Comecemos então por conhecer os intervenientes desta conversa. Os primeiros são os neurónios (ou células nervosas). Encontram-se sobretudo no cérebro e arredores e os seus axónios estendem-se para os tecidos do corpo através da espinal medula. As células gliais também auxiliam o sistema nervoso central e têm a função de suporte ao seu funcionamento. Mas existem por todo o organismo células nervosas mais periféricas. Podemos, por exemplo, encontrar neurónios em grande número nos intestinos. Aqui, são importantes para desencadearem respostas imunitárias.

Os segundos intervenientes são as células imunitárias, nomeadamente as células linfóides inatas (ILC, na sigla em inglês). Estas células foram descobertas em 2010 e já são velhas na história evolutiva, pois existem em animais que pertencem a uma linhagem muito antiga, como as lampreias. 

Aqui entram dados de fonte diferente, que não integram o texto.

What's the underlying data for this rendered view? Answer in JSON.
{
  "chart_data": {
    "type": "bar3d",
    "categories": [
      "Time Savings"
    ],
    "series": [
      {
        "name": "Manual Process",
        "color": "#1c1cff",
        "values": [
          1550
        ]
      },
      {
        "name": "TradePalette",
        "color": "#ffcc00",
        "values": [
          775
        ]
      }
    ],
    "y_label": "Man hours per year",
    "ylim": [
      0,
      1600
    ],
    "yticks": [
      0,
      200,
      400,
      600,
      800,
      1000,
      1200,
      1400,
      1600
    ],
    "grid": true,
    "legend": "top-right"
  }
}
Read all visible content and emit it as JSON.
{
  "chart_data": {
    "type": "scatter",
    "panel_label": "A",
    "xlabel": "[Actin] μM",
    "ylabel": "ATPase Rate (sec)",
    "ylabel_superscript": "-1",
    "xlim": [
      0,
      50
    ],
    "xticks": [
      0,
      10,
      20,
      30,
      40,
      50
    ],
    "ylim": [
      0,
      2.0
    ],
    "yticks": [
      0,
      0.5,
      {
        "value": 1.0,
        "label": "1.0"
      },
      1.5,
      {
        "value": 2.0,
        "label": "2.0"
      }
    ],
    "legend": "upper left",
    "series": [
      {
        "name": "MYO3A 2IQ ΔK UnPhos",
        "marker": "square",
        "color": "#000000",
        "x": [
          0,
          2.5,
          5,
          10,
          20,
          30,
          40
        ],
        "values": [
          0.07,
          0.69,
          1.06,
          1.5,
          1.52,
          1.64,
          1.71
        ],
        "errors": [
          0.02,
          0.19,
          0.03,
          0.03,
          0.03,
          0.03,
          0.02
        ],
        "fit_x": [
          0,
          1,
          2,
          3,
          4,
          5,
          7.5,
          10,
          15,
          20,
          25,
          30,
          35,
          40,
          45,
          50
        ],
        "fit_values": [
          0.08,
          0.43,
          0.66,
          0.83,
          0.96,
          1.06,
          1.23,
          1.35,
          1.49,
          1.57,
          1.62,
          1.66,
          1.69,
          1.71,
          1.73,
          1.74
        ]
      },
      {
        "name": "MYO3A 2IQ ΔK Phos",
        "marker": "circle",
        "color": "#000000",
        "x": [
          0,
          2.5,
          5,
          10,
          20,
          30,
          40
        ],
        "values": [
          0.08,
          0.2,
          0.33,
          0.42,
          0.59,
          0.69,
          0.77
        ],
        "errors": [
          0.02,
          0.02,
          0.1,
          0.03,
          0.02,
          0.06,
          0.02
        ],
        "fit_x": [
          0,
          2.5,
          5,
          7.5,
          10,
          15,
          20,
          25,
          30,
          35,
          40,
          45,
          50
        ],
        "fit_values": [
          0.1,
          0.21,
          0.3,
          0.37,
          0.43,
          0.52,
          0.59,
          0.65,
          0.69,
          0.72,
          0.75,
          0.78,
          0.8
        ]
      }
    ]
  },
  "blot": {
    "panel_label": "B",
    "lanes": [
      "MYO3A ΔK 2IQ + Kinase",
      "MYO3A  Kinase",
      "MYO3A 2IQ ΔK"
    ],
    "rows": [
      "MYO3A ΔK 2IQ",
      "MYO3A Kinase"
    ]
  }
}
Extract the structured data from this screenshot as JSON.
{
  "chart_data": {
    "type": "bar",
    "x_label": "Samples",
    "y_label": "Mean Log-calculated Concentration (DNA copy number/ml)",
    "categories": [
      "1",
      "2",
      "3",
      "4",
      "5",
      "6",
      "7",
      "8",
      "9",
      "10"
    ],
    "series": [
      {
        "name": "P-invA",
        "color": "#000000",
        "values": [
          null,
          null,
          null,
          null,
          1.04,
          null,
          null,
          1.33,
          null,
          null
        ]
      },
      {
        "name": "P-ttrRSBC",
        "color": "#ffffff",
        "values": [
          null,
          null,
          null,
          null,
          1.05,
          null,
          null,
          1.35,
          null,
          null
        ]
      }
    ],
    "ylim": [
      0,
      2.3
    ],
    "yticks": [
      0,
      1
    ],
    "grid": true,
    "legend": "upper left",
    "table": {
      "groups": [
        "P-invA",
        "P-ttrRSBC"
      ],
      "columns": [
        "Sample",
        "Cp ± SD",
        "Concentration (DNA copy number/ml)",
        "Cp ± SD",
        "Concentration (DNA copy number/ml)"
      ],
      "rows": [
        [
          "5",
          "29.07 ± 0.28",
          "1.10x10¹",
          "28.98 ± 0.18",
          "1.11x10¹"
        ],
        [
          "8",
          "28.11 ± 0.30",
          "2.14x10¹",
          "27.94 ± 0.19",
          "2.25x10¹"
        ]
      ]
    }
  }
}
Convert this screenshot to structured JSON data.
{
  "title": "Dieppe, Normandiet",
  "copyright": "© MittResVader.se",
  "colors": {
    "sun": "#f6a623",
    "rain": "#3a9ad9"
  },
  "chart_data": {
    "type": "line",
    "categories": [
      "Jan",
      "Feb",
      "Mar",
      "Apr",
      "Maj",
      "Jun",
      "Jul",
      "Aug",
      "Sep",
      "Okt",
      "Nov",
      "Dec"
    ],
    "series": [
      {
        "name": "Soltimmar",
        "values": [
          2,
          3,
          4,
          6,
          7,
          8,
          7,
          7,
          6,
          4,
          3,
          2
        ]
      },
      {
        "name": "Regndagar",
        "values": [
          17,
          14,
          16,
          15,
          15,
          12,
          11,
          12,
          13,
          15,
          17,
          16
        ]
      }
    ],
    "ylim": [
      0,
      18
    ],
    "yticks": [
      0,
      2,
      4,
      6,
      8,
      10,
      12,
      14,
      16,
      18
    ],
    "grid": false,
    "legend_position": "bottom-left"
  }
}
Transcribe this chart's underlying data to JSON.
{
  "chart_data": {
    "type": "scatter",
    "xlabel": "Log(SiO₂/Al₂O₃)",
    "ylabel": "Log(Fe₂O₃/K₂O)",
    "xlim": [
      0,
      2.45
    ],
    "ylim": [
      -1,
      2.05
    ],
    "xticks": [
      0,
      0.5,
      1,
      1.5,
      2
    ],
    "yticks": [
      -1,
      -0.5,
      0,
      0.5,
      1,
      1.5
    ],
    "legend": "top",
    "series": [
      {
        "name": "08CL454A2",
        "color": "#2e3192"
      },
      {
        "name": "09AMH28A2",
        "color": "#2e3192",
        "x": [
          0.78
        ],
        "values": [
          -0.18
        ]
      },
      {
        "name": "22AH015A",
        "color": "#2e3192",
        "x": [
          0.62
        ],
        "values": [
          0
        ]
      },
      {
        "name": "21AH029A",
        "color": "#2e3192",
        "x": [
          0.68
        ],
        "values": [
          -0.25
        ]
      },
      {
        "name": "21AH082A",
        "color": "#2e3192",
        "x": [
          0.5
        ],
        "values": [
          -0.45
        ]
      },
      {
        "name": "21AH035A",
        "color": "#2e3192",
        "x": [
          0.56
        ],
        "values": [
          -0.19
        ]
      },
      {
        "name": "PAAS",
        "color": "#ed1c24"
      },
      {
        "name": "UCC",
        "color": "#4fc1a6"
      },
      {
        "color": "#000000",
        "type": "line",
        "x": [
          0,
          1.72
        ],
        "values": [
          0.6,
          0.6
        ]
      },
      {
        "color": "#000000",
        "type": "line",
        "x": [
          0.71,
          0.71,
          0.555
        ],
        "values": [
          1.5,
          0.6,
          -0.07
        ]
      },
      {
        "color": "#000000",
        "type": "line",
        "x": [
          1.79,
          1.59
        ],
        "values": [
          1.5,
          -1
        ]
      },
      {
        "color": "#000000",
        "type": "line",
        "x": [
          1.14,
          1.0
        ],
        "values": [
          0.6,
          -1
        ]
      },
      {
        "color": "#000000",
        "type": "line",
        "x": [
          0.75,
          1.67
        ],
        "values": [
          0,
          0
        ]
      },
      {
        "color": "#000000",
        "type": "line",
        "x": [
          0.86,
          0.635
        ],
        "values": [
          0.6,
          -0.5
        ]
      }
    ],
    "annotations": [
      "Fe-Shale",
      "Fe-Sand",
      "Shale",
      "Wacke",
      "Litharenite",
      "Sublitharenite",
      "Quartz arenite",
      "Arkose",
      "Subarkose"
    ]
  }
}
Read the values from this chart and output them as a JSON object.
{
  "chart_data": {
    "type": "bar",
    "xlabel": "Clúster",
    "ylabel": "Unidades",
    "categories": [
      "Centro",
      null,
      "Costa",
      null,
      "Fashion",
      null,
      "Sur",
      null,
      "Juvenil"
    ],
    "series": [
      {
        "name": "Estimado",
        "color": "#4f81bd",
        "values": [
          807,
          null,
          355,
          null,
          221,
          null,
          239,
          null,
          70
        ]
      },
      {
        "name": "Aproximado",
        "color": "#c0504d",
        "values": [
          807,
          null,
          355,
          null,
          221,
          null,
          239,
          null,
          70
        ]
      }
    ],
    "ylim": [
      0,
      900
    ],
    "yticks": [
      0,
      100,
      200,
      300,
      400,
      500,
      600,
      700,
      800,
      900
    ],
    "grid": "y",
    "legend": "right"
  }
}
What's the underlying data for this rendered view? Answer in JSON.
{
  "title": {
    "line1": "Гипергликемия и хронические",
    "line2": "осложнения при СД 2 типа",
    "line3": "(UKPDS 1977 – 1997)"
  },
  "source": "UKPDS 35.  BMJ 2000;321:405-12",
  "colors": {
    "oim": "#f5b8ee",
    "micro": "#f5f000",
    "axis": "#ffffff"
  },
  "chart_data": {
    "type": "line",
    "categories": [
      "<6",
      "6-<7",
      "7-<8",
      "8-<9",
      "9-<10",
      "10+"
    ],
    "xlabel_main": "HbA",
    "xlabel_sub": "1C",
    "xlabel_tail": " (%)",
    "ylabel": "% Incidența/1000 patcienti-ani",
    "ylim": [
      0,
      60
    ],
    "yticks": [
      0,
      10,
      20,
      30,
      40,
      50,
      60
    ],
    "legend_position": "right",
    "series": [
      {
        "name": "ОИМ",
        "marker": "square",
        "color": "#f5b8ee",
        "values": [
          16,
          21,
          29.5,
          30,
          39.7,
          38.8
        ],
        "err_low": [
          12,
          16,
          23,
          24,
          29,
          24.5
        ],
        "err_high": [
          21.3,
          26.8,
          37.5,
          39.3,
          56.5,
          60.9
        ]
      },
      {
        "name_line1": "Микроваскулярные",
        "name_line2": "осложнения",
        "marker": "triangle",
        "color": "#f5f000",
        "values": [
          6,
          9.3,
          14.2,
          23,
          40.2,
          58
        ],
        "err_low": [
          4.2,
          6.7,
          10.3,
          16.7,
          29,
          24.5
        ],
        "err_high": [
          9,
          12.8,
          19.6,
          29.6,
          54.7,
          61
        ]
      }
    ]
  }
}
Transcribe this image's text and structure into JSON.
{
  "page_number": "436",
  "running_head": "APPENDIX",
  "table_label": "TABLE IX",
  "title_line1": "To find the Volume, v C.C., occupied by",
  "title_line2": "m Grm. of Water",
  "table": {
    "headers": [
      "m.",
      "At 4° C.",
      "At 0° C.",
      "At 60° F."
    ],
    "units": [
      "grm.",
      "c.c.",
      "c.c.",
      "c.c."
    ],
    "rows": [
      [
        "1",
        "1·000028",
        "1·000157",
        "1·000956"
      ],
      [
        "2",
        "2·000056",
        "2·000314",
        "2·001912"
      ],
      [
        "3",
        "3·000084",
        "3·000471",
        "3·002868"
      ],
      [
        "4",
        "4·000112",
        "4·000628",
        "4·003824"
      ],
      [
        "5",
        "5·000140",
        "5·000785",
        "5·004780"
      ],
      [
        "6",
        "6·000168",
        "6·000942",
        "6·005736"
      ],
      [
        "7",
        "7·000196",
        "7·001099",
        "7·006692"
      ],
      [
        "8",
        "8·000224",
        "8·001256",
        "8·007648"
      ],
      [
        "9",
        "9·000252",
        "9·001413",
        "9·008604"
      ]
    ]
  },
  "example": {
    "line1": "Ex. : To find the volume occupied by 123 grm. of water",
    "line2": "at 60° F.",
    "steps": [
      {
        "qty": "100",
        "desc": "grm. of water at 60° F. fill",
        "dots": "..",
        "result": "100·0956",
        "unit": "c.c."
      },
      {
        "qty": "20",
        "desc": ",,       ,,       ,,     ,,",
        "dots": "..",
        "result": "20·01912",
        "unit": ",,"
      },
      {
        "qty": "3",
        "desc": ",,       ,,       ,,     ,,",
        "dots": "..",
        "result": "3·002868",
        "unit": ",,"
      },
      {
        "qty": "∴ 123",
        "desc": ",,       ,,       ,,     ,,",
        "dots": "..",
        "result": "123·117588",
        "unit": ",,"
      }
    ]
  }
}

A conversa entre os dois foi assim um alerta. “Observámos, em microfotografias de alta resolução dos pulmões e do intestino dos ratinhos, que as células ILC2 estavam colocadas ao longo dos axónios dos neurónios residentes nestes tecidos mucosos, um pouco à maneira de um colar de pérolas”, explica Henrique Veiga Fernandes, num comunicado da Fundação Champalimaud. As células ILC2 produzem substâncias essenciais, em particular, a respostas imunitárias contra parasitas, como as lombrigas, e estão nas mucosas dos intestinos, dos pulmões ou da pele, onde funcionam como barreiras físicas do corpo.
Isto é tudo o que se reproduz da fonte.